Anayasadaki yeni düzenlemede “cumhurbaşkanlığı kararnamesi ile kanunlarda farklı hükümler bulunması halinde, kanun hükümleri uygulanır” ibaresi bulunuyor. İnceoğlu, Anayasa Mahkemesi’nin söz konusu alanlarda yetkinin yürütmeye, yani Cumhurbaşkanlığı’na ait olduğu yönünde görüş oluşturması durumunda, teknik olarak cumhurbaşkanlığı kararnamelerinin TBMM tarafından çıkan kanunlara üstünlük kuracağına dikkat çekiyor.
İnceoğlu ek olarak, doğrudan Cumhurbaşkanı’na bağlı olarak çalışan Devlet Denetleme Kurulu’nun, barolar veya işçi ve işveren meslek kuruluşlarını denetlemenin yanı sıra, onlara karşı idari soruşturma açma yetkisine de sahip olduğunun altını çiziyor.
Anayasa hukukçusu, “Bu risk TBMM’nin yetki alanının daralması bakımından kaygı vericidir” ifadesini kullanıyor.
Meclisi “fesih” yetkisi
Yasama ve yürütme organları arasında dengesizlik yaratan konulardan bir tanesi de yeni anayasa ile TBMM ve Cumhurbaşkanı’na tanınan seçimleri yenileme yetkilendirmeleri arasındaki tutarsızlık olarak öne çıkıyor.
Buna göre TBMM üyelerinin beşte üç çoğunluğu seçimlerin yenilenmesine karar verebilirken, Cumhurbaşkanı ise tek başına aynı kararı alabiliyor.

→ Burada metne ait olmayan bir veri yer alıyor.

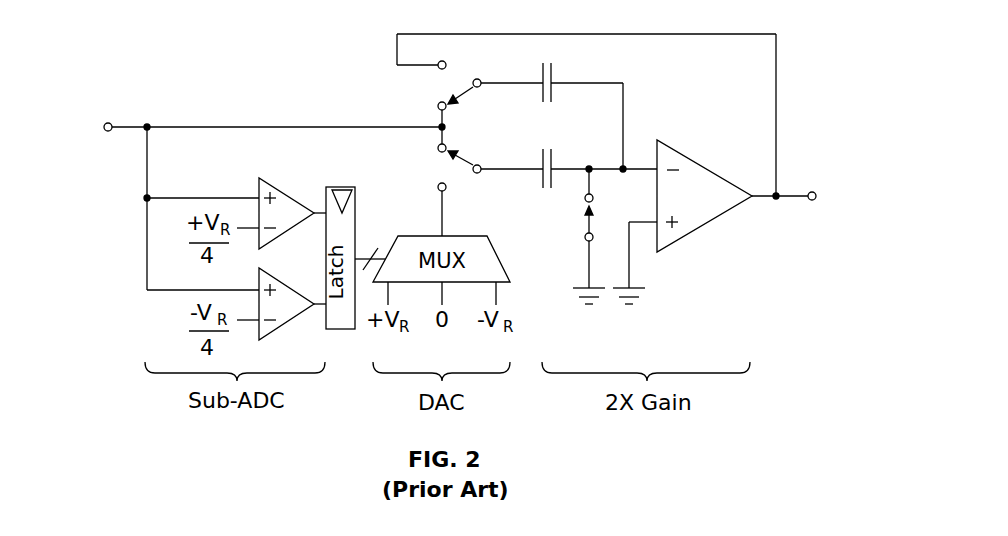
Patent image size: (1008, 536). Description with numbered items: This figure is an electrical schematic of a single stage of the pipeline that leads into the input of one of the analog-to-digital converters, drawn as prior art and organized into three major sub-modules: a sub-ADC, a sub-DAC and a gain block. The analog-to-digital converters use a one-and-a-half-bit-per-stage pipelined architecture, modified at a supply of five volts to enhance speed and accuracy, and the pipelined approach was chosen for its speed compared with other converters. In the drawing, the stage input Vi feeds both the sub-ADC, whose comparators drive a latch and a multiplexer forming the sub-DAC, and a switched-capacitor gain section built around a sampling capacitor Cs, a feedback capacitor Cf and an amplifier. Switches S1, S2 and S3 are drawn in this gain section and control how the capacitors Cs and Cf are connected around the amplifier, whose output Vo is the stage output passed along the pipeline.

The input voltage terminal Vi is at (110, 126).
The output voltage terminal Vo is at (801, 199).
The switch S1 is at (573, 228).
The switch S2 is at (439, 103).
The switch S3 is at (456, 209).
The feedback capacitor Cf is at (552, 110).
The sampling capacitor Cs is at (569, 163).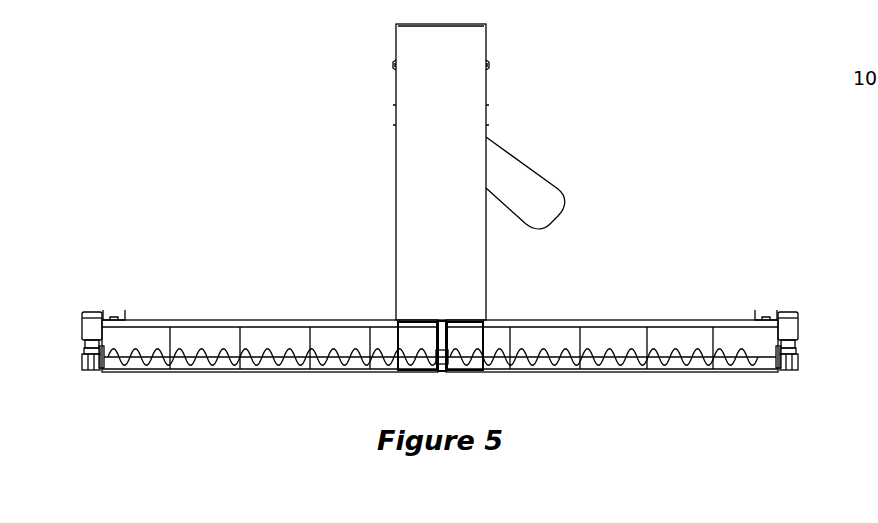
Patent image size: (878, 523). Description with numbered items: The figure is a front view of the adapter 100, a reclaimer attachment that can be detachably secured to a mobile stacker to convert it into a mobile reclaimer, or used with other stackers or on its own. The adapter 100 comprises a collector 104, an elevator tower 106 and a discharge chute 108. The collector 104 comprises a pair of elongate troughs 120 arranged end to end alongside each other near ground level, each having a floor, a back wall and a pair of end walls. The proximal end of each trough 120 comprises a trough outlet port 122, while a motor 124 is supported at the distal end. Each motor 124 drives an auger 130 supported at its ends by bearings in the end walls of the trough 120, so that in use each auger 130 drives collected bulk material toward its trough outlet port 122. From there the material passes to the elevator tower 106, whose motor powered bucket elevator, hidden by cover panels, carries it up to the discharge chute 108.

The adapter 100 is at (702, 152).
The collector 104 is at (157, 384).
The elevator tower 106 is at (377, 138).
The discharge chute 108 is at (524, 180).
The trough 120 is at (265, 340).
The trough outlet port 122 is at (418, 343).
The motor 124 is at (78, 320).
The auger 130 is at (263, 360).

Yasama ve yürütme arasındaki dengede yürütme organının ağır bastığına dikkat çeken İnceoğlu, “Yeni anayasal düzende Cumhurbaşkanı’na verilen Meclis’i fesih yetkisi önemli bir sapmadır” değerlendirmesinde bulunuyor.
Anayasadaki değişikliklerle birlikte hukukçuların dikkat çektiği bir diğer nokta da yürürlüğe girmiş HSK yapılandırması ile Anayasa Mahkemesi’nin üyelerinin seçiminde yapılan değişikliklerin Cumhurbaşkanı’na büyük bir söz hakkı verecek olması.

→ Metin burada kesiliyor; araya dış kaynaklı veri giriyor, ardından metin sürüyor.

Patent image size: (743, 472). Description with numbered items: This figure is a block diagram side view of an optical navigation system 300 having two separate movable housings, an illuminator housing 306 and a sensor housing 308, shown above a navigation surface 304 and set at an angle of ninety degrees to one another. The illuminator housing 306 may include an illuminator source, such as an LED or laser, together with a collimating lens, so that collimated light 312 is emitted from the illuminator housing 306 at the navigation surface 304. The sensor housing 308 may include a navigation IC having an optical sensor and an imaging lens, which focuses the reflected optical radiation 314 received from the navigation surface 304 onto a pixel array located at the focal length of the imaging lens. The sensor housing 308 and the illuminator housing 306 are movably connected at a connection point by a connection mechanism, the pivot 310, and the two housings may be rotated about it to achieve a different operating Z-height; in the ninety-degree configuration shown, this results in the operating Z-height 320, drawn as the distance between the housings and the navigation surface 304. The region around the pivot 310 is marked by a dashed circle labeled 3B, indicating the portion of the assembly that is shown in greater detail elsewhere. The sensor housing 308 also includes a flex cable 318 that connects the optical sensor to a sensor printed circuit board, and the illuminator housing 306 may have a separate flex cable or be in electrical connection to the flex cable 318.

Özellikle HSK üyelerinin belirleniş biçiminin “yargının bağımsızlığını büyük ölçüde ortadan kaldırdığını” savunan Özbudun, bu durumun birey haklarını güvencesiz hale getireceği görüşünde.
Meclis çoğunluğu muhalefette olursa…
Ancak Özbudun’a göre seçimlerden sonra tamamıyla uygulamaya konacak anayasanın denge ve denetim mekanizmaları tarafından sorunlu olabileceği tartışmaları Cumhurbaşkanı ve meclisin aynı siyasi eğilimden olması ön kabulünden kaynaklanıyor.
Anayasa hukukçusu Özbudun, “Eğer Cumhurbaşkanı’yla parlamento çoğunluğu ayrı siyasi eğilimlerde olursa, bu anayasanın yarattığı problemlerden, tümü olmasa da önemli bir kısmını daha demokratik bir çözüme kavuşturmak mümkün” diyor ve ekliyor: “Yani Sayın Erdoğan’ın tekrar Cumhurbaşkanı seçilmesi fakat parlamento çoğunluğunun muhalif partilerde olması, ciddi bir denge ve denetim unsurunu her şeye rağmen yaratabilir.”